The Western Gazette (UK)/June 19, 2003

A Top politician has criticised the methods a religious sect is using to spread its message, saying shoppers are being unfairly harassed. This week, the Western Gazette was contacted by a number of people who had encountered the Dianetics Centre roadshow in Yeovil last Friday.

The centre is linked to the so-called Church of Scientology, founded by American L. Ron Hubbard after World War Two.

Shoppers said they felt uncomfortable at the way they were persuaded to follow representatives into the centre's temporary base at Woods Wine Bar in Middle Street and given a pamphlet offering a "free personality test".

This included questions such as:

  • Do you often "sit and think" about death, sickness, pain and sorrow?;
  • Would it take a definite effort on your part to consider the subject of suicide?; and
  • Do you ponder over your inferiority?

Anne Davis, aged 22, of Yeovil said: "This girl just stopped me in the street and started asking me some questions.

"They started off quite general but when she asked me to follow her to the basement below Woods wine bar it got a bit creepy.

"By this stage I was starting to have my doubts and when she sat me in a chair and told me to look through a book I started to get a bit worried.

"The simple fact is her perseverance started to unnerve me. I felt like a rabbit caught in the headlights of a car.

"The questions got more and more personal and she started asking me about past relationships.

"I don't necessarily have a problem with people's belief in Scientology but I don't like having it shoved down my throat."

South Somerset District Council chairman Tony Fife said he was uneasy, too.

He said: "I am concerned about this religion and I would not like to see them encouraged in Yeovil. There are enough established religions in the town. I think it is totally outrageous that they are persuading shoppers to go into this basement with them.
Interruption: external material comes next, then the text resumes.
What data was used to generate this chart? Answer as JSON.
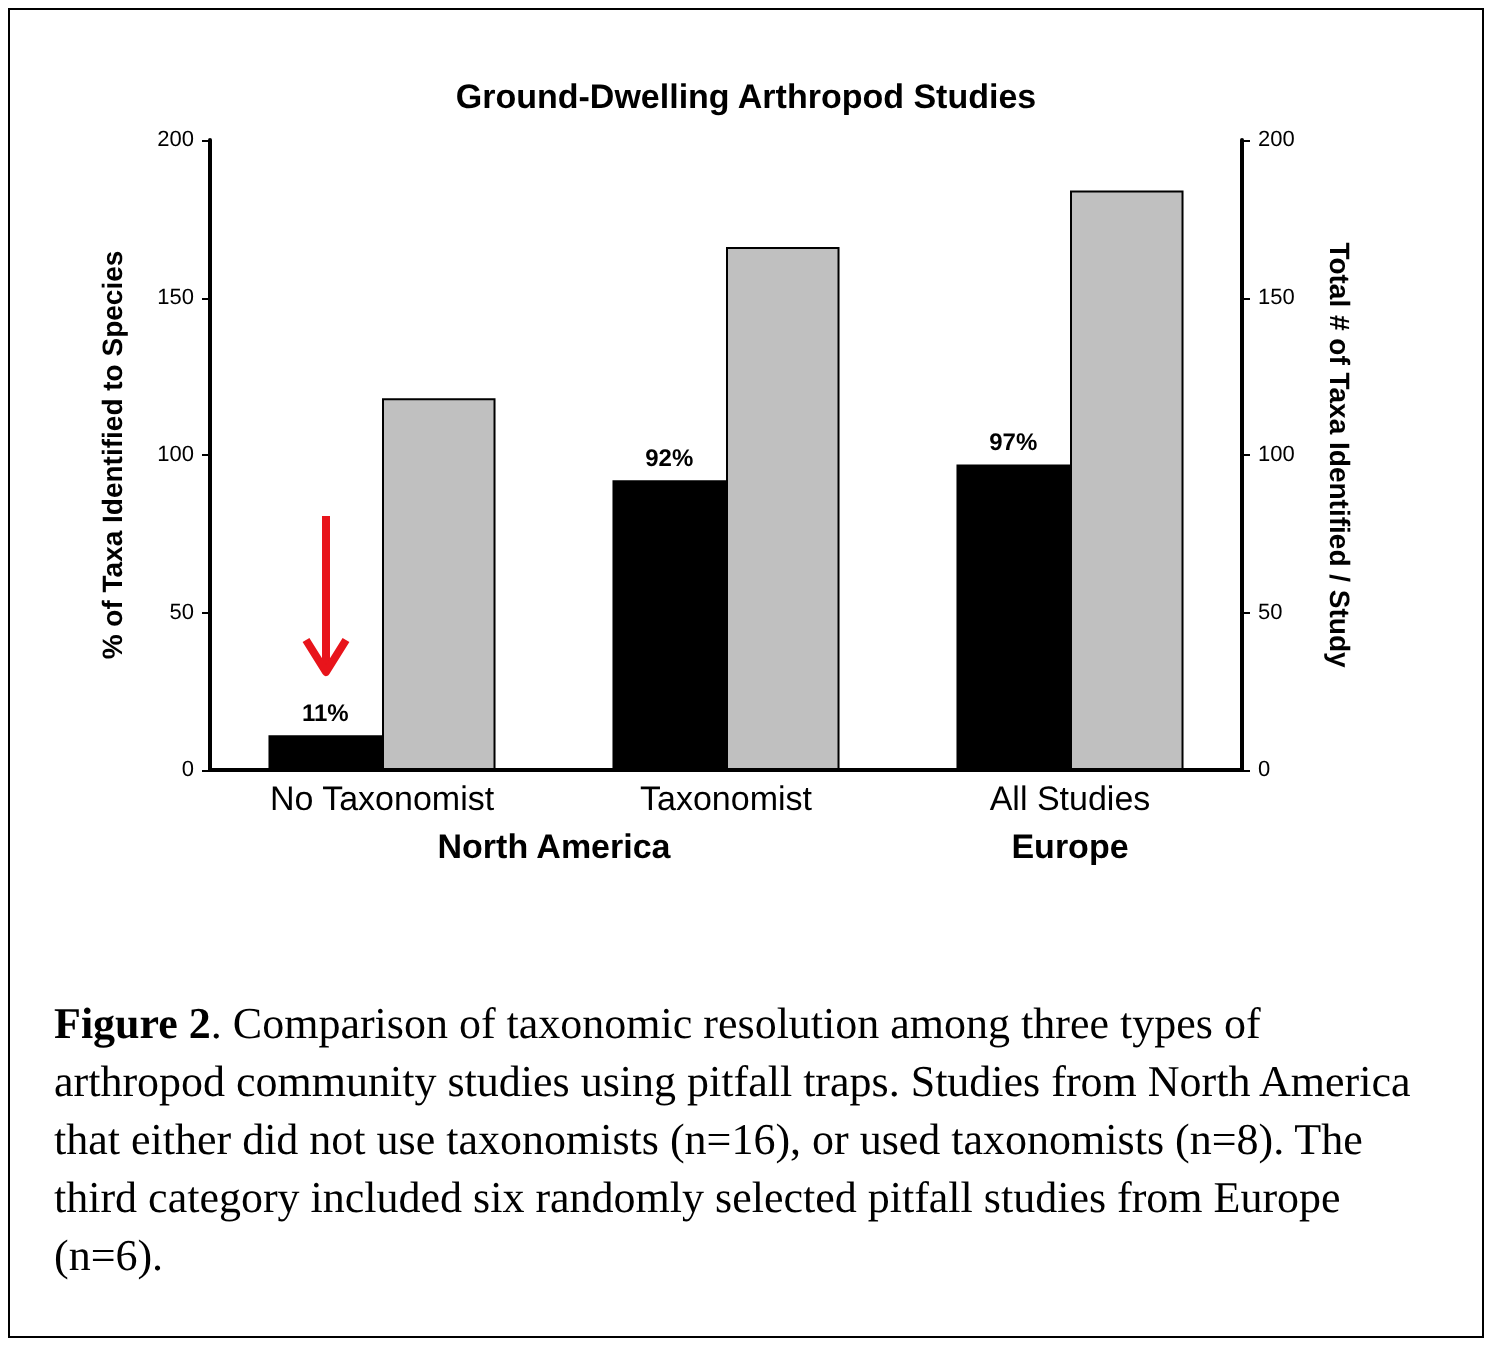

"The district council and the Yeovil Town Centre partnership have put a lot of work in encouraging people to shop in Yeovil and these types of people just drive them away."

The Western Gazette has carried previous articles concerning Scientologist activity in Yeovil and religious leaders' anxiety about them.
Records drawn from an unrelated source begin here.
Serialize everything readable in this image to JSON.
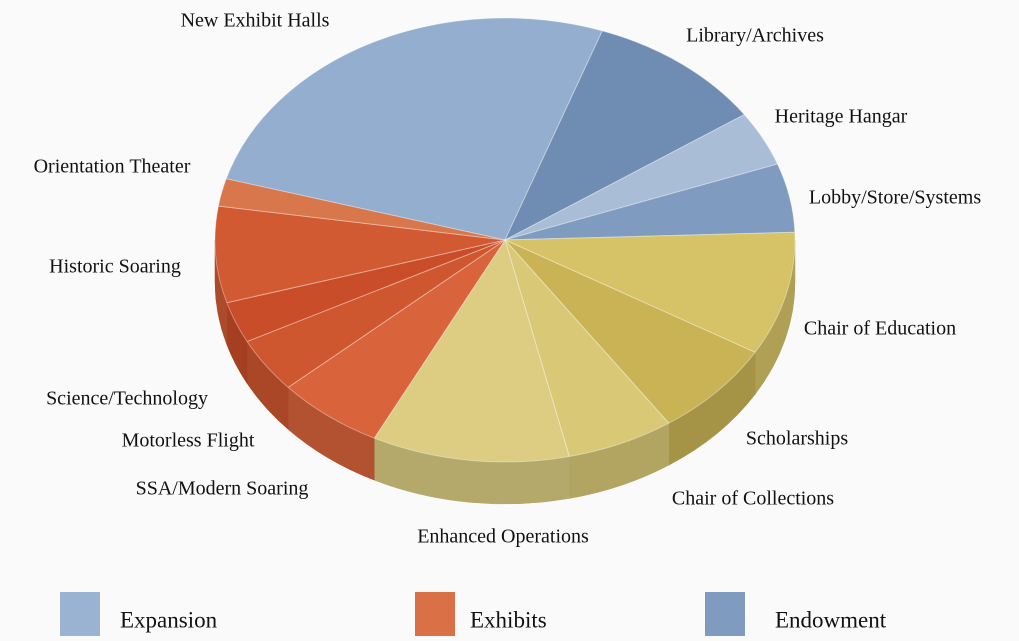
{
  "chart_data": {
    "type": "pie",
    "categories": [
      "New Exhibit Halls",
      "Library/Archives",
      "Heritage Hangar",
      "Lobby/Store/Systems",
      "Chair of Education",
      "Scholarships",
      "Chair of Collections",
      "Enhanced Operations",
      "SSA/Modern Soaring",
      "Motorless Flight",
      "Science/Technology",
      "Historic Soaring",
      "Orientation Theater"
    ],
    "values": [
      26,
      10,
      4,
      5,
      9,
      7,
      6,
      11,
      6,
      4,
      3,
      7,
      2
    ],
    "colors": [
      "#94aed0",
      "#6f8cb3",
      "#a9bdd6",
      "#7f9bc0",
      "#d6c368",
      "#c9b355",
      "#d9c977",
      "#dccd82",
      "#d9643c",
      "#cf5730",
      "#c94d29",
      "#d25a33",
      "#d8764c"
    ],
    "start_angle": 286,
    "legend": [
      {
        "name": "Expansion",
        "color": "#9ab3d3"
      },
      {
        "name": "Exhibits",
        "color": "#d97046"
      },
      {
        "name": "Endowment",
        "color": "#7f9cc0"
      }
    ]
  }
}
At the time Rev David Keen of St James and St Andrew's Church, Yeovil, said the group's questionnaire was "not an innocent document".

"The questions are designed to make people feel bad about themselves, and so become attracted to the products Scientology offers," he said.
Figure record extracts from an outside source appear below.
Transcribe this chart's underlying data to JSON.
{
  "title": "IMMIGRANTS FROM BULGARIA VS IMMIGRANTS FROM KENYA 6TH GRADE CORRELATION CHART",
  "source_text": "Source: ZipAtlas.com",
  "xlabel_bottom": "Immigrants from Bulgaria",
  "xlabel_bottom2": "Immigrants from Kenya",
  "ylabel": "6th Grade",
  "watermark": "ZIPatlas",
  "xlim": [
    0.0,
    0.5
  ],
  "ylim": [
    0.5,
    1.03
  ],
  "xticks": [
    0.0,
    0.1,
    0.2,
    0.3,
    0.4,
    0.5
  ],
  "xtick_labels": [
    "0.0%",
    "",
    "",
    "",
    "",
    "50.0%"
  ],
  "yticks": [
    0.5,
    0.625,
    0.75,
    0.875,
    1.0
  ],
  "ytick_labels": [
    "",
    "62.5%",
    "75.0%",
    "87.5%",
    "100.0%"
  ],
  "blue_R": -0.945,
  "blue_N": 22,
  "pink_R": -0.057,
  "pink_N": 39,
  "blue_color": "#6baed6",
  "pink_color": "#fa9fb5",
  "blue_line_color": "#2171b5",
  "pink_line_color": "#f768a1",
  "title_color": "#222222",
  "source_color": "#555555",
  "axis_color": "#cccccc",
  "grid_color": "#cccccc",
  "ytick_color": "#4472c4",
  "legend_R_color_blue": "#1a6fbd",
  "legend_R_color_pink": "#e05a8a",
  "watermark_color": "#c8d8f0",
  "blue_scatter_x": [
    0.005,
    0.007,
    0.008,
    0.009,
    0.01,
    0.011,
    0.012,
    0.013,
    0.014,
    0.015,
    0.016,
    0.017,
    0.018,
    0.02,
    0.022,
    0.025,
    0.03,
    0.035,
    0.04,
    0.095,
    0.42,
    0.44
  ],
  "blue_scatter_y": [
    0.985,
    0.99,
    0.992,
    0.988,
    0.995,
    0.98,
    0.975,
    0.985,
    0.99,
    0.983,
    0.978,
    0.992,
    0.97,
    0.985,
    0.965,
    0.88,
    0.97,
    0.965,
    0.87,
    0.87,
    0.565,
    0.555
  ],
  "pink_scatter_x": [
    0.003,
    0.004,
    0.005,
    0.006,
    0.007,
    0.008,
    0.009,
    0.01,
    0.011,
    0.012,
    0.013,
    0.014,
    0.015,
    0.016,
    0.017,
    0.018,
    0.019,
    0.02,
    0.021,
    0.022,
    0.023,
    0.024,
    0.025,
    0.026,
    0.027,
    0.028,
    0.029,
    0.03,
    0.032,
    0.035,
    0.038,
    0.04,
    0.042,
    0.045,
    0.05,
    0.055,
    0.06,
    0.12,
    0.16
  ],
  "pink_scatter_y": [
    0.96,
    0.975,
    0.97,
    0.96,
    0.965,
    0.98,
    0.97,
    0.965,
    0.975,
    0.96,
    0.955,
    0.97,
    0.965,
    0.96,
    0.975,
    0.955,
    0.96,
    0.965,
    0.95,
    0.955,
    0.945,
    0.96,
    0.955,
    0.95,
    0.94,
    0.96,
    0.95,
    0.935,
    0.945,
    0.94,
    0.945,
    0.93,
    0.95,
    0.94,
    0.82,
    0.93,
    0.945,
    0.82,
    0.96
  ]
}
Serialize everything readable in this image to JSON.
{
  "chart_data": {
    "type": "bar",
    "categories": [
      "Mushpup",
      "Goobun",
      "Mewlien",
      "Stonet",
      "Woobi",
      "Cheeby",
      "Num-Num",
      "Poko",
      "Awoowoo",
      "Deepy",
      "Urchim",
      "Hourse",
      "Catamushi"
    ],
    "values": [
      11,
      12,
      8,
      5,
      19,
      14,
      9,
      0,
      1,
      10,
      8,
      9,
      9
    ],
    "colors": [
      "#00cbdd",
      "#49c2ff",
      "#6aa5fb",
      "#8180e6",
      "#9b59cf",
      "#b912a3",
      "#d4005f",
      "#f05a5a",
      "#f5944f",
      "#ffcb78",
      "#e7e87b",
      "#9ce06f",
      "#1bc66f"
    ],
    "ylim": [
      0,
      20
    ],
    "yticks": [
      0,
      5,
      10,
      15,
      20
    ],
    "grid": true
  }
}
The Dianetics Centre's local representative Simon Harrison, 34, of Yeovil said he was sorry if people had felt unnerved. It carried out these kinds of book-selling sessions every Friday and nobody complained.

The centre did not hassle people in the way that other charities working the town centre crowds did, he said.

Mr Harrison said: "We ask people a few questions and if they will do a survey. If they say yes, we ask them to come in and ask about the book. I am not a salesman, I do not get paid."